Quasiment assurée de voir l'accord retoqué par les députés, la cheffe du gouvernement a pris lundi la décision de reporter sine die le vote prévu ce mardi à la Chambre des Communes pour avoir un nouveau round de discussions avec ses homologues européens.
Elle s'entretient dans la matinée avec son homologue néerlandais Mark Rutte à La Haye avant de se rendre à Berlin pour échanger avec la chancelière Angela Merkel.
Theresa May souhaite discuter avec eux des "préoccupations exprimées par le parlement" britannique, a expliqué un porte-parole de Downing Street.
La marge de manœuvre est étroite pour la dirigeante britannique.
Elle est confrontée d'un côté à la fermeté des dirigeants des 27, qui ont répété leur refus de rouvrir les négociations qui avaient abouti fin novembre après 17 mois de discussions âpres et techniques entre Londres et Bruxelles.
De l'autre, elle fait face à l'opposition des députés de la Chambre des Communes qui, dans l'opposition comme dans la majorité, réclament que le texte soit retravaillé, notamment la disposition très controversée du filet de sécurité, ou "backstop" en anglais, qui prévoit un traitement spécifique pour la province d'Irlande du Nord afin d'éviter le retour d'une frontière physique avec la république d'Irlande.
A Bruxelles, le président du Conseil européen Donald Tusk a annoncé la convocation jeudi d'un sommet consacré au Brexit pour répondre aux préoccupations britanniques, au premier jour du conseil européen des 13 et 14 décembre.
"Nous sommes prêts à discuter de la manière de faciliter la ratification britannique", a déclaré Donald Tusk. Mais "nous ne renégocierons pas l'accord, y compris le filet de sécurité", a-t-il prévenu.
"Formulation cosmétique"
Auprès des dirigeants européens, Theresa May "tentera d'obtenir des concessions sur la déclaration politique", plutôt que sur l'accord en lui-même, analyse pour l'AFP Anand Menon, professeur de politique européenne au King's College de Londres.
Texte non contraignant juridiquement, la déclaration politique dessine les contours de la relation future que vont tenter de nouer les deux partenaires après le divorce. Elle a été approuvée par Londres et Bruxelles en même temps que l'accord de retrait, qui, lui, engage ses signataires.
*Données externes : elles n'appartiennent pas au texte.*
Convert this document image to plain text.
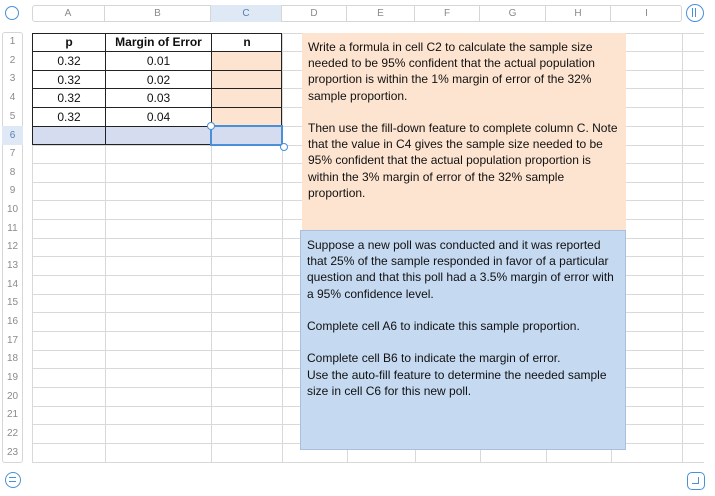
A	B	C	D	E	F	G	H	I
1
2
3
4
5
6
7
8
9
10
11
12
13
14
15
16
17
18
19
20
21
22
23
p	Margin of Error	n
0.32	0.01
0.32	0.02
0.32	0.03
0.32	0.04
Write a formula in cell C2 to calculate the sample size needed to be 95% confident that the actual population proportion is within the 1% margin of error of the 32% sample proportion.

Then use the fill-down feature to complete column C. Note that the value in C4 gives the sample size needed to be 95% confident that the actual population proportion is within the 3% margin of error of the 32% sample proportion.
Suppose a new poll was conducted and it was reported that 25% of the sample responded in favor of a particular question and that this poll had a 3.5% margin of error with a 95% confidence level.

Complete cell A6 to indicate this sample proportion.

Complete cell B6 to indicate the margin of error.
Use the auto-fill feature to determine the needed sample size in cell C6 for this new poll.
Surtout, "Theresa May ne doit pas se contenter d'obtenir des concessions. Elle doit faire en sorte que l'UE annonce clairement que ce sont les seules concessions possibles, quel que soit le Premier ministre en poste", insiste Anand Menon. "Car aujourd'hui, beaucoup de discussions au parlement n'ont aucun sens, elles viennent de députés qui disent +Je pourrais faire mieux+, mais c'est faux".
Côté européen, le terme de "concession" semblait un peu trop fort pour désigner les aménagements espérés par la dirigeante britannique. "Il faut voir quelles sont les assurances que souhaite Theresa May, si les Brexiters intransigeants seraient satisfaits d'une formulation cosmétique", a commenté auprès de l'AFP une source diplomatique.
Vers un "no deal" ?
Cette nouvelle péripétie complique encore un peu plus le calendrier: après le sommet européen sur le Brexit, jeudi à Bruxelles, le parlement britannique siège pendant trois jours avant de suspendre ses activités du 20 décembre au 7 janvier 2019. Selon les analystes, cette courte fenêtre ne permettra pas d'organiser le vote des députés sur l'accord de retrait, qui devrait donc, à ce stade, être renvoyé en janvier.
Pour Anand Menon, ce retard pourrait "accentuer la pression" sur les députés britanniques quant à leur positionnement par rapport au texte, face au scénario d'un Brexit sans accord, redouté dans les milieux économiques.
"Tant que nous échouons à convenir d'un accord, le risque d'une sortie accidentelle sans accord augmente", a mis en garde Theresa May lundi. Elle a annoncé que son gouvernement, qui a déjà publié des dizaines de notes techniques pour préparer la population à cette éventualité, "prolongera ses travaux sur cette issue potentielle" au cours de la semaine.
Cette préoccupation est partagée par les dirigeants de l'UE. Le Premier ministre irlandais Leo Varadkar et Donald Tusk se sont mis d'accord lundi pour "intensifier" les préparatifs en vue d'un éventuel "no deal".